The Ministry of Housing and the Environment was mandated to facilitate the securing of appropriate specialist services and funding for this purpose, through the MHE’s sister line agencies, the Environmental Management Authority (EMA) and the Green Fund Executing Unit (GFEU). Other stakeholders in this national undertaking include:
• The Ministry of National Security which is the major direct stakeholder with responsibility for the provision of safety and security
• The Ministry of Transport which has responsibility for traffic management
• The Ministry of Works which has responsibility for road traffic infrastructure
• The Trinidad and Tobago Police Service which will be the primary client in the use of the bays
• The Trinidad and Tobago Fire Service and other emergency services which will be secondary clients/users of the PSBs
• The Ministry of Public Utilities which provides expert advice related to contingency plans for the use of grid power as well as the expert input of the Trinidad and Tobago Electricity Commission (TTEC)
The EMA developed the Terms of Reference and procured a contractor with the necessary specialist capability to execute this pilot project titled Pilot Installation of Solar-Powered Equipment and Solar Power for Surveillance Cameras at Police Surveillance Bays along the Uriah Butler and Solomon Hochoy Highways.
The Minister of Housing and the Environment certified the activity for the purposes of disbursement from the Green Fund and made recommendations to the Minister of Finance with respect to the amount that should be withdrawn from the Green Fund to meet the project’s expenditure.
The EMA continues to manage the project, which is expected to be completed by the end of June 2012. The project’s primary objective is to provide solar-powered infrastructure to allow increased police surveillance along the Uriah Butler and Solomon Hochoy Highways.

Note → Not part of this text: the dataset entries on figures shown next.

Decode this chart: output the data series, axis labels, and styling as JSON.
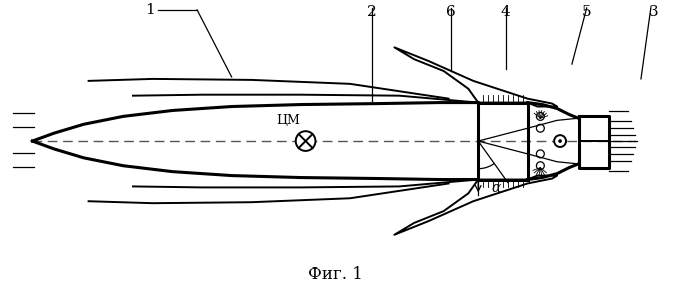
{
  "fig_label": "Фиг. 1",
  "label_1": "1",
  "label_2": "2",
  "label_3": "3",
  "label_4": "4",
  "label_5": "5",
  "label_6": "6",
  "label_cm": "ЦМ",
  "label_alpha": "α",
  "line_color": "#000000",
  "bg_color": "#ffffff"
}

Accident and emergency response vehicles, eg fire tenders and ambulances, will also utilise these PSBs during the course of normal operations. This will improve delivery of national security policies and programmes as well as provide enhanced road safety monitoring and accident and emergency response.
Each PSB has an opening in the highway median that is approximately 30 metres, with the acceleration and deceleration lanes on both the northbound and southbound lanes being approximately 100 metres. These sites will allow security and emergency vehicles, on either the northbound or southbound lanes of the highway, unobstructed access to the opposing lanes.
The overall length of each PSB is approximately 230 meters. PSB locations have been identified from Caroni to Golconda, beginning just south of the Caroni Bird Sanctuary and ending at Golconda. Each PSB will be equipped with solar-powered street lights, solar-powered road markers, solar-powered signs and flashing amber lights, and solar power for surveillance cameras. The solar-powered signage includes:
• Police Zone Ahead
• No stopping or turning
• Emergency Vehicles Only
Motorists approaching each PSB from either the south or north will encounter the same sequence of solar-powered infrastructure advising of their approach and instructing caution.